The structure of “Detective Story” is meant to trap the reader just as a fictional detective does a murderer. Auden eases his reader into a formulaic setting with which the reader can identify and fills it with signs of life, only to reveal suddenly that a murder has taken place. Auden’s reader, like the reader of a detective story, feels himself or herself above all this turmoil, only to be dragged down into confronting the morality of taking pleasure in crime and punishment.

Auden uses ambiguous pronoun references to draw the reader into his moral web. The poem opens, “for who is ever quite without his landscape.” The reader clearly is meant to identify with this “who,” with this typical man living an ordinary life in his ordinary dwelling. The deliberate vagueness of Auden’s description also invites identification with this man’s landscape: “The straggling village street, the house in trees,/ all near the church, or else the gloomy town house.” The reader identifies with the happiness of Auden’s anonymous man only to have it become “our happiness” as a result of being entertained by his fictional man’s misery. The focus of the poem becomes not “he” and “his” but “us” and “our.”

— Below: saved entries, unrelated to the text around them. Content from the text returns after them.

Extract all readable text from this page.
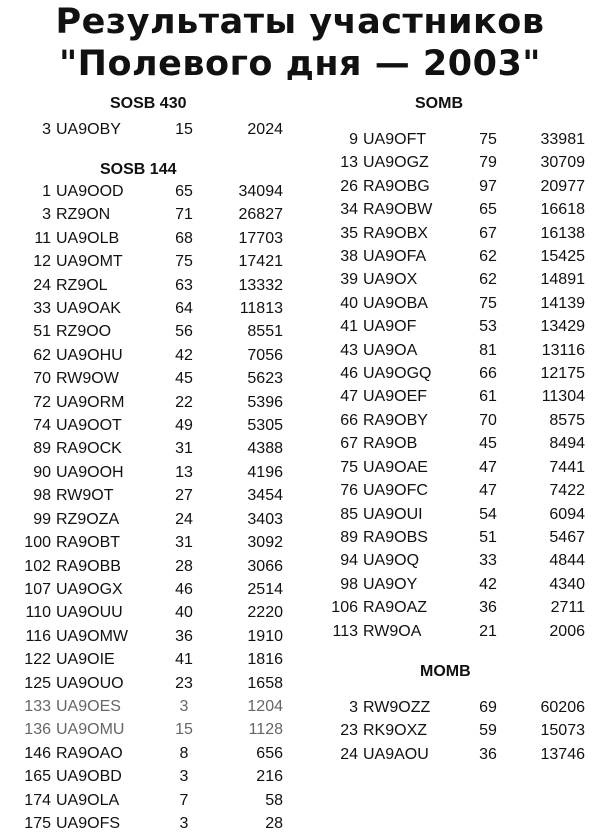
Результаты участников
"Полевого дня — 2003"
SOSB 430
3	UA9OBY	15	2024
SOSB 144
1	UA9OOD	65	34094
3	RZ9ON	71	26827
11	UA9OLB	68	17703
12	UA9OMT	75	17421
24	RZ9OL	63	13332
33	UA9OAK	64	11813
51	RZ9OO	56	8551
62	UA9OHU	42	7056
70	RW9OW	45	5623
72	UA9ORM	22	5396
74	UA9OOT	49	5305
89	RA9OCK	31	4388
90	UA9OOH	13	4196
98	RW9OT	27	3454
99	RZ9OZA	24	3403
100	RA9OBT	31	3092
102	RA9OBB	28	3066
107	UA9OGX	46	2514
110	UA9OUU	40	2220
116	UA9OMW	36	1910
122	UA9OIE	41	1816
125	UA9OUO	23	1658
133	UA9OES	3	1204
136	UA9OMU	15	1128
146	RA9OAO	8	656
165	UA9OBD	3	216
174	UA9OLA	7	58
175	UA9OFS	3	28
SOMB
9	UA9OFT	75	33981
13	UA9OGZ	79	30709
26	RA9OBG	97	20977
34	RA9OBW	65	16618
35	RA9OBX	67	16138
38	UA9OFA	62	15425
39	UA9OX	62	14891
40	UA9OBA	75	14139
41	UA9OF	53	13429
43	UA9OA	81	13116
46	UA9OGQ	66	12175
47	UA9OEF	61	11304
66	RA9OBY	70	8575
67	RA9OB	45	8494
75	UA9OAE	47	7441
76	UA9OFC	47	7422
85	UA9OUI	54	6094
89	RA9OBS	51	5467
94	UA9OQ	33	4844
98	UA9OY	42	4340
106	RA9OAZ	36	2711
113	RW9OA	21	2006
MOMB
3	RW9OZZ	69	60206
23	RK9OXZ	59	15073
24	UA9AOU	36	13746
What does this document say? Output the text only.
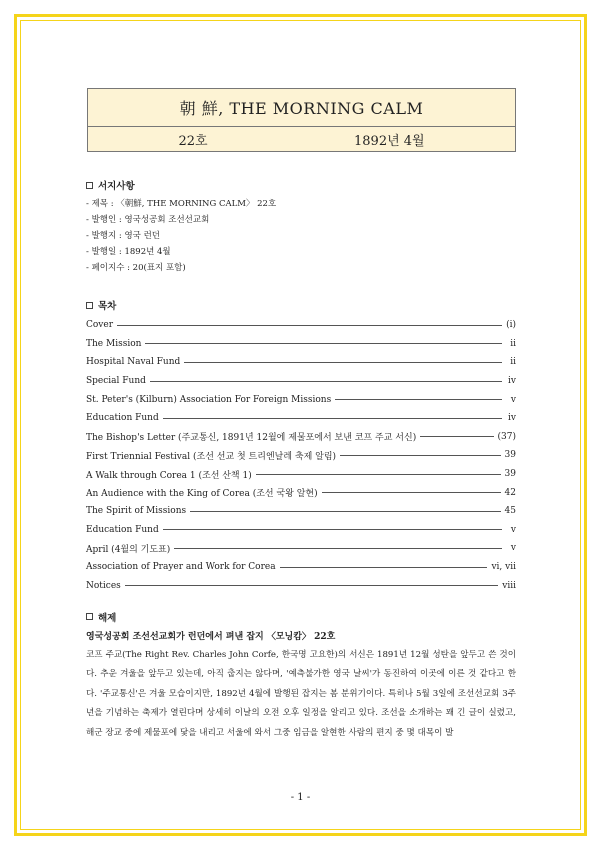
朝 鮮, THE MORNING CALM
22호	1892년 4월
서지사항
- 제목 : 〈朝鮮, THE MORNING CALM〉 22호
- 발행인 : 영국성공회 조선선교회
- 발행지 : 영국 런던
- 발행일 : 1892년 4월
- 페이지수 : 20(표지 포함)
목차
Cover	(i)
The Mission	ii
Hospital Naval Fund	ii
Special Fund	iv
St. Peter's (Kilburn) Association For Foreign Missions	v
Education Fund	iv
The Bishop's Letter (주교통신, 1891년 12월에 제물포에서 보낸 코프 주교 서신)	(37)
First Triennial Festival (조선 선교 첫 트리엔날레 축제 알림)	39
A Walk through Corea 1 (조선 산책 1)	39
An Audience with the King of Corea (조선 국왕 알현)	42
The Spirit of Missions	45
Education Fund	v
April (4월의 기도표)	v
Association of Prayer and Work for Corea	vi, vii
Notices	viii
해제
영국성공회 조선선교회가 런던에서 펴낸 잡지 〈모닝캄〉 22호
코프 주교(The Right Rev. Charles John Corfe, 한국명 고요한)의 서신은 1891년 12월 성탄을 앞두고 쓴 것이다. 추운 겨울을 앞두고 있는데, 아직 춥지는 않다며, '예측불가한 영국 날씨'가 동진하여 이곳에 이른 것 같다고 한다. '주교통신'은 겨울 모습이지만, 1892년 4월에 발행된 잡지는 봄 분위기이다. 특히나 5월 3일에 조선선교회 3주년을 기념하는 축제가 열린다며 상세히 이날의 오전 오후 일정을 알리고 있다. 조선을 소개하는 꽤 긴 글이 실렸고, 해군 장교 중에 제물포에 닻을 내리고 서울에 와서 그중 임금을 알현한 사람의 편지 중 몇 대목이 발
- 1 -
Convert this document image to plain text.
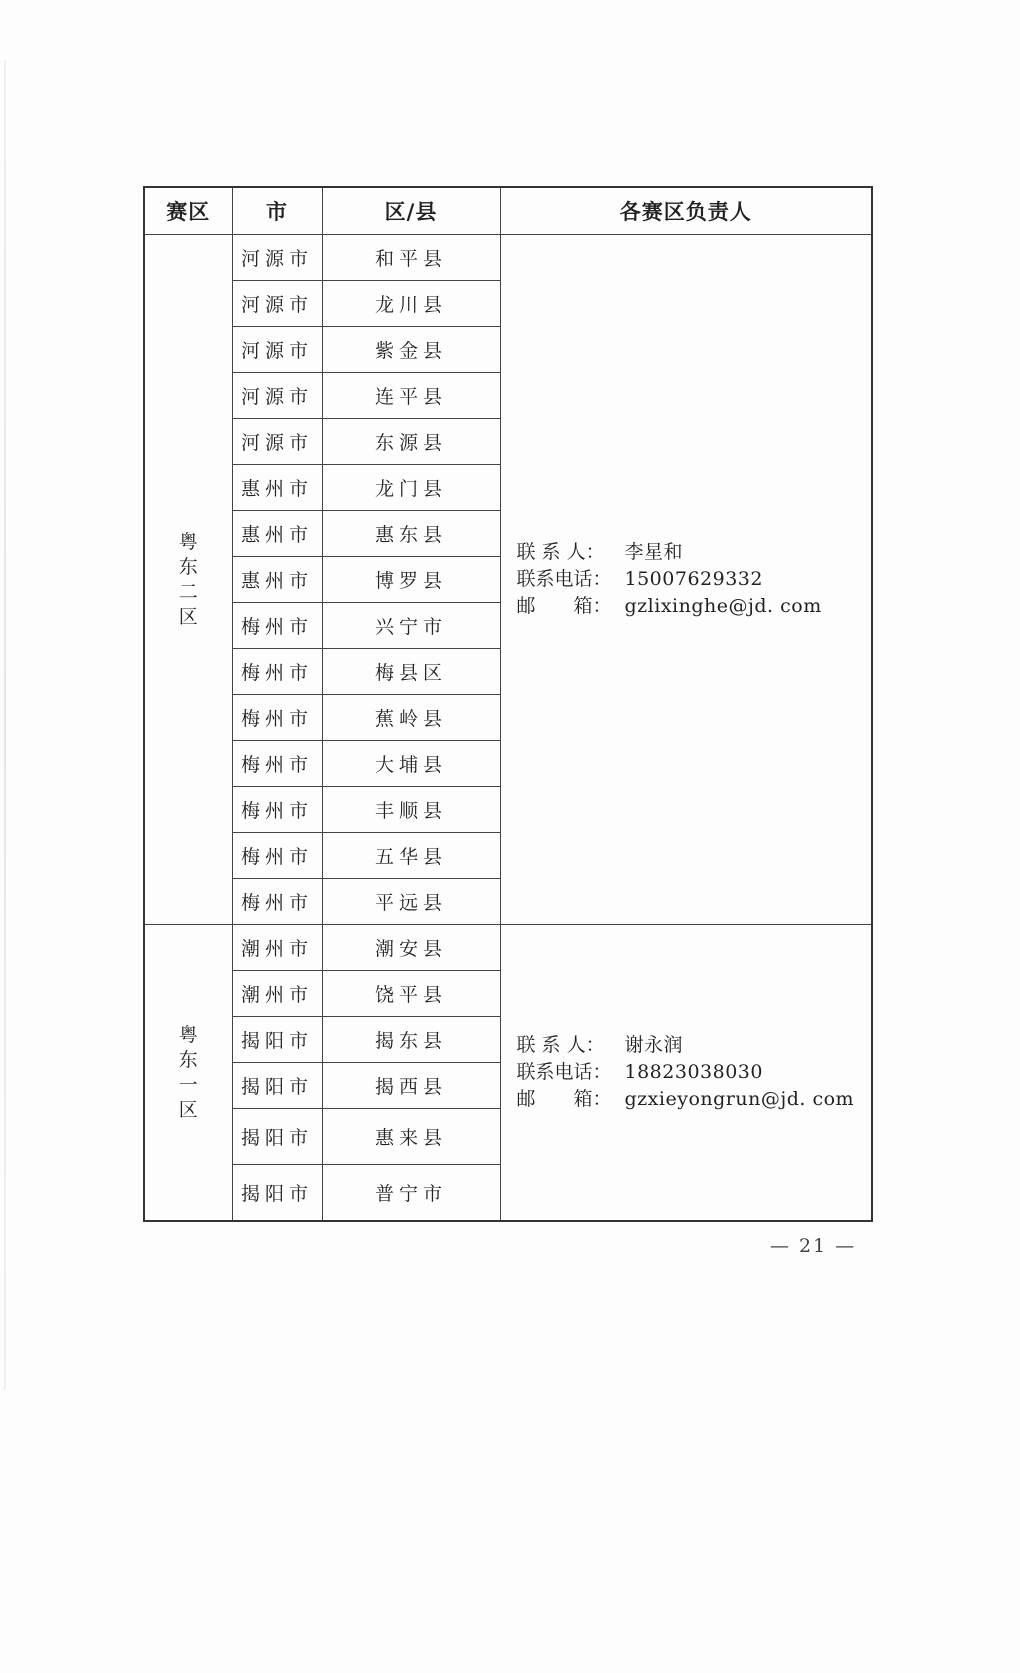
赛区	市	区/县	各赛区负责人
粤东二区	河源市	和平县	联 系 人： 李星和
联系电话： 15007629332
邮　　箱： gzlixinghe@jd. com

	河源市	龙川县	
	河源市	紫金县	
	河源市	连平县	
	河源市	东源县	
	惠州市	龙门县	
	惠州市	惠东县	
	惠州市	博罗县	
	梅州市	兴宁市	
	梅州市	梅县区	
	梅州市	蕉岭县	
	梅州市	大埔县	
	梅州市	丰顺县	
	梅州市	五华县	
	梅州市	平远县	
粤东一区	潮州市	潮安县	联 系 人： 谢永润
联系电话： 18823038030
邮　　箱： gzxieyongrun@jd. com

	潮州市	饶平县	
	揭阳市	揭东县	
	揭阳市	揭西县	
	揭阳市	惠来县	
	揭阳市	普宁市	
— 21 —
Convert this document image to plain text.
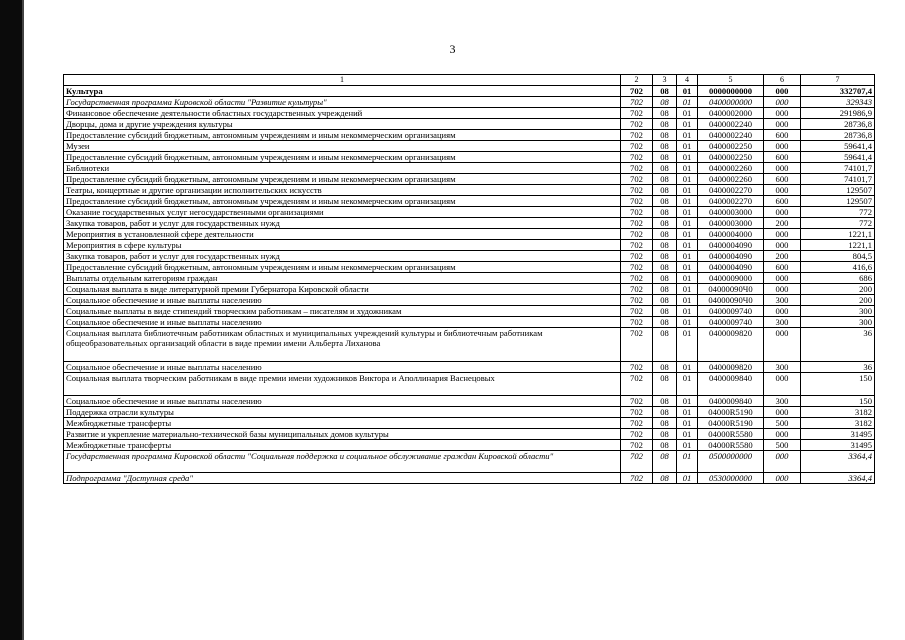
3
1	2	3	4	5	6	7
Культура	702	08	01	0000000000	000	332707,4
Государственная программа Кировской области "Развитие культуры"	702	08	01	0400000000	000	329343
Финансовое обеспечение деятельности областных государственных учреждений	702	08	01	0400002000	000	291986,9
Дворцы, дома и другие учреждения культуры	702	08	01	0400002240	000	28736,8
Предоставление субсидий бюджетным, автономным учреждениям и иным некоммерческим организациям	702	08	01	0400002240	600	28736,8
Музеи	702	08	01	0400002250	000	59641,4
Предоставление субсидий бюджетным, автономным учреждениям и иным некоммерческим организациям	702	08	01	0400002250	600	59641,4
Библиотеки	702	08	01	0400002260	000	74101,7
Предоставление субсидий бюджетным, автономным учреждениям и иным некоммерческим организациям	702	08	01	0400002260	600	74101,7
Театры, концертные и другие организации исполнительских искусств	702	08	01	0400002270	000	129507
Предоставление субсидий бюджетным, автономным учреждениям и иным некоммерческим организациям	702	08	01	0400002270	600	129507
Оказание государственных услуг негосударственными организациями	702	08	01	0400003000	000	772
Закупка товаров, работ и услуг для государственных нужд	702	08	01	0400003000	200	772
Мероприятия в установленной сфере деятельности	702	08	01	0400004000	000	1221,1
Мероприятия в сфере культуры	702	08	01	0400004090	000	1221,1
Закупка товаров, работ и услуг для государственных нужд	702	08	01	0400004090	200	804,5
Предоставление субсидий бюджетным, автономным учреждениям и иным некоммерческим организациям	702	08	01	0400004090	600	416,6
Выплаты отдельным категориям граждан	702	08	01	0400009000	000	686
Социальная выплата в виде литературной премии Губернатора Кировской области	702	08	01	04000090Ч0	000	200
Социальное обеспечение и иные выплаты населению	702	08	01	04000090Ч0	300	200
Социальные выплаты в виде стипендий творческим работникам – писателям и художникам	702	08	01	0400009740	000	300
Социальное обеспечение и иные выплаты населению	702	08	01	0400009740	300	300
Социальная выплата библиотечным работникам областных и муниципальных учреждений культуры и библиотечным работникам общеобразовательных организаций области в виде премии имени Альберта Лиханова	702	08	01	0400009820	000	36
Социальное обеспечение и иные выплаты населению	702	08	01	0400009820	300	36
Социальная выплата творческим работникам в виде премии имени художников Виктора и Аполлинария Васнецовых	702	08	01	0400009840	000	150
Социальное обеспечение и иные выплаты населению	702	08	01	0400009840	300	150
Поддержка отрасли культуры	702	08	01	04000R5190	000	3182
Межбюджетные трансферты	702	08	01	04000R5190	500	3182
Развитие и укрепление материально-технической базы муниципальных домов культуры	702	08	01	04000R5580	000	31495
Межбюджетные трансферты	702	08	01	04000R5580	500	31495
Государственная программа Кировской области "Социальная поддержка и социальное обслуживание граждан Кировской области"	702	08	01	0500000000	000	3364,4
Подпрограмма "Доступная среда"	702	08	01	0530000000	000	3364,4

Auden’s imagery describes both an everyday world and a world of sin, crime, and death. In the context of the later paragraphs, the “straggling” and “gloomy” of the opening lines assume a more ominous suggestiveness than first appears. The lines “mark the spot/ where the body of his happiness was first discovered” become not a metaphor for an ordinary location but the site of a possible murder. The metaphorical “body” becomes a literal one. Similarly, the “buried past” of the second paragraph suggests both unrevealed truths and a literal burial.

Auden employs ironic juxtaposition with “the thrilling final chase, the kill” to suggest the reader’s duplicity in the death of the murderer. This idea is reinforced by “but time is always killed.” In both instances, “kill” and “killed” appear to be meant metaphorically, but the literal meanings are applicable as well.